The Federal Emergency Management Agency has granted a state request to keep its temporary housing units in Joplin until June 9, 2013. The trailers had been scheduled to be removed on Nov. 9, when the eligibility for free housing expires.
As many as 586 households were in the housing units supplied by FEMA following the tornado that ripped through the city on May 22, 2011. The number of households in FEMA trailers had fallen to 157 as of Tuesday, and the agency expects around 120 households to remain in the units after November, said Candy Newman, the branch chief for individual assistance at FEMA's regional office in Kansas City.

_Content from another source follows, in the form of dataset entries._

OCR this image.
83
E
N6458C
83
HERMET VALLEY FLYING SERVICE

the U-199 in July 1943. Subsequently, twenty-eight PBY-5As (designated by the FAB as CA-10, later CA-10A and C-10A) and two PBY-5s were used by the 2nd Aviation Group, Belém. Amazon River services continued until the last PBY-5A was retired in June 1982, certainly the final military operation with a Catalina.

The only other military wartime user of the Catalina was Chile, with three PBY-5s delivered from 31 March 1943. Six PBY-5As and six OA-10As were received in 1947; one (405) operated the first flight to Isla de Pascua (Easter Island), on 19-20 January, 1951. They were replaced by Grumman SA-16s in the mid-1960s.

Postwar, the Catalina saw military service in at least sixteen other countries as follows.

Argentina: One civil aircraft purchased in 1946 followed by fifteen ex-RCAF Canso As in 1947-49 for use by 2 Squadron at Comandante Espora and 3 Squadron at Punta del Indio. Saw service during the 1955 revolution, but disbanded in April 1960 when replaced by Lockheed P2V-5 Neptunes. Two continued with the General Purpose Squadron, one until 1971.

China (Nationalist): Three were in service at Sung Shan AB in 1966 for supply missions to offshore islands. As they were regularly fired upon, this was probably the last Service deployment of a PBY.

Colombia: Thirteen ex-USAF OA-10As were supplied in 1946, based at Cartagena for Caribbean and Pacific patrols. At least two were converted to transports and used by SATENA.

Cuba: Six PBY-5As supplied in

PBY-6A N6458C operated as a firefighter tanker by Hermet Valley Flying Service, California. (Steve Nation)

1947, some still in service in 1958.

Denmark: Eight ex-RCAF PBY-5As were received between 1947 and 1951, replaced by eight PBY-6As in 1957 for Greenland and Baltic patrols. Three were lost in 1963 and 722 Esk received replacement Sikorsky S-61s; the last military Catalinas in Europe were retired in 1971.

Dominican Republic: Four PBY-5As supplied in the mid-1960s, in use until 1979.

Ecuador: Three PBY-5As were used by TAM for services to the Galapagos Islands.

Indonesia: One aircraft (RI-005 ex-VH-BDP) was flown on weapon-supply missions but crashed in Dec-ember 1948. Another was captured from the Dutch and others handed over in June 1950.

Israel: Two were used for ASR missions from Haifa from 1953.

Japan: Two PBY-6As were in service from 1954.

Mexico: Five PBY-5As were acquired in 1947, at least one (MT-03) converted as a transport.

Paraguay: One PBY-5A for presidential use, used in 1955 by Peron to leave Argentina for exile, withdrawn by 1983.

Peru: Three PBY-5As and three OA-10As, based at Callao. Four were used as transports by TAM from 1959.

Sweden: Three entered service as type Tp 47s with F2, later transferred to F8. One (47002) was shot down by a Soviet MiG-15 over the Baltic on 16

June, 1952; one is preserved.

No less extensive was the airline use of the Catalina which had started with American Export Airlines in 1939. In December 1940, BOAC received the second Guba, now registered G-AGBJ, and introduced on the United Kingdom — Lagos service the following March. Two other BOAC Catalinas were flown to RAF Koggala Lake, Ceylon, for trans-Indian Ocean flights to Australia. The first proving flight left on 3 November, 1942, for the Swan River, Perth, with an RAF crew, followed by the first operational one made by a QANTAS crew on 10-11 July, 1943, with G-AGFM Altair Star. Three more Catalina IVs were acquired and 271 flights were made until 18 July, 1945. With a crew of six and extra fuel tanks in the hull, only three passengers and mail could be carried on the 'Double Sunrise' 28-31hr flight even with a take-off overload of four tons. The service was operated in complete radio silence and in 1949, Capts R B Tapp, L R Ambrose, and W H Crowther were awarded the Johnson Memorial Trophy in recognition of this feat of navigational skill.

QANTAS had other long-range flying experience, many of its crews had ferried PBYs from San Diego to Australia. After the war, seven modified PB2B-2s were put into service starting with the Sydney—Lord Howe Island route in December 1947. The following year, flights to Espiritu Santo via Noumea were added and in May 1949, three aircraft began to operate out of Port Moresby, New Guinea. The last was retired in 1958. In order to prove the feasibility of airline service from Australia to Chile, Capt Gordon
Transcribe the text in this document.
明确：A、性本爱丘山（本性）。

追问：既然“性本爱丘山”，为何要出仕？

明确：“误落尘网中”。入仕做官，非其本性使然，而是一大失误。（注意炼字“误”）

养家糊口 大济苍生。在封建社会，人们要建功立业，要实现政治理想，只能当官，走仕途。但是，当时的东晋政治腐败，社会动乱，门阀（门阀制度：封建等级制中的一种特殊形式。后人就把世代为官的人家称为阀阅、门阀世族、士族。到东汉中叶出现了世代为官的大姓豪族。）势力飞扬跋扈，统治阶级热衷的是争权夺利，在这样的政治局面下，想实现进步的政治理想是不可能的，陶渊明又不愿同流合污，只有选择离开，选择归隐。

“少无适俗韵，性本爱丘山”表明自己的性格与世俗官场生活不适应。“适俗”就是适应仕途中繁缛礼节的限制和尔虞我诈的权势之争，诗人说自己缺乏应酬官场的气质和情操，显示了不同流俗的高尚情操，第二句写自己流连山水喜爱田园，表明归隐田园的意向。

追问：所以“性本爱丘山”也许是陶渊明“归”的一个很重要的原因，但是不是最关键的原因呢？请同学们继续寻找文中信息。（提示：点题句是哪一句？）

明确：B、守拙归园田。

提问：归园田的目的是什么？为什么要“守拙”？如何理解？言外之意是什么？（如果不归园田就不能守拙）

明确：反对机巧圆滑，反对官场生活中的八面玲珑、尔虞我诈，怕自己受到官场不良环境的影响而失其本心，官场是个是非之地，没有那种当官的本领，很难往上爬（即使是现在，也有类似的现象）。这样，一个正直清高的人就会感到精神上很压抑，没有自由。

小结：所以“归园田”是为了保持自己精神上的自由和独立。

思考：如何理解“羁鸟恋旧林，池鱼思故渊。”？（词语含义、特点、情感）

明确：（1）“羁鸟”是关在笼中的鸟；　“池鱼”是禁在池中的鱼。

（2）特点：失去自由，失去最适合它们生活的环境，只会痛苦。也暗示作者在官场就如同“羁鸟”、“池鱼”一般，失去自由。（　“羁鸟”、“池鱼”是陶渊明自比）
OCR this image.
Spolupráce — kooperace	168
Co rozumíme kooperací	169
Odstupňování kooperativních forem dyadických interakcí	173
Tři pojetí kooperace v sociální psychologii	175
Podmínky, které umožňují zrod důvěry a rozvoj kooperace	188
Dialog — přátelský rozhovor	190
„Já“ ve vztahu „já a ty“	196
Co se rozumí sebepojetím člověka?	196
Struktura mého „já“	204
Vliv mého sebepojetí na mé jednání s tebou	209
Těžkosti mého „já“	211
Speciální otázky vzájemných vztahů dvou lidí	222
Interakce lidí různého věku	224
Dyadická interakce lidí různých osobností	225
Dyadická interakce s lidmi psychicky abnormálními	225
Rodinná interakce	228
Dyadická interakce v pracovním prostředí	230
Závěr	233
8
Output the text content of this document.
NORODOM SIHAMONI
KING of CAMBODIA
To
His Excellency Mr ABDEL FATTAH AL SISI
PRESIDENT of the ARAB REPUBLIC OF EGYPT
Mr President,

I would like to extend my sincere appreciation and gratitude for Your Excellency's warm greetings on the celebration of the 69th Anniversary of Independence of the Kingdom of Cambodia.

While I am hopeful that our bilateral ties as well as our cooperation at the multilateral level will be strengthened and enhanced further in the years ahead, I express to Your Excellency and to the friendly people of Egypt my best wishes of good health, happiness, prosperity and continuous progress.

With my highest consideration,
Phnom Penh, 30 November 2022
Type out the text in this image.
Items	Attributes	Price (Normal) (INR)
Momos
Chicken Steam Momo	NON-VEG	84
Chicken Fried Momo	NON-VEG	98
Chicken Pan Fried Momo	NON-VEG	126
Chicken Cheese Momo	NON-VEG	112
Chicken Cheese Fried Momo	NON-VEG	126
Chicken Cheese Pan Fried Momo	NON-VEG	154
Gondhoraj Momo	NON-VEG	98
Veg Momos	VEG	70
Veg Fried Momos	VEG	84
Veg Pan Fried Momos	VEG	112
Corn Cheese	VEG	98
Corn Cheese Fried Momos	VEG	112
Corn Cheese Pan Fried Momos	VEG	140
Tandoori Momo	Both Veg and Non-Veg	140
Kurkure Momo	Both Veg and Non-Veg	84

FEMA officials said it's not unusual for the agency to extend the time people can remain in temporary housing after disasters that displace a large number of families. The Joplin tornado damaged or destroyed thousands of homes and businesses, killed 161 people and injured hundreds of others.
"With Joplin, you had a huge number of affordable housing resources completely destroyed - single family homes along with several multifamily housing complexes - and it's taking some time to actually rebuild affordable housing in the area," Newman said.
Families who choose to remain in the FEMA housing will be charged rent beginning in December. Rent will be $598 monthly for a two-bedroom unit and $761 monthly for a three-bedroom unit, though families can seek rent reductions based on their household incomes, Newman said.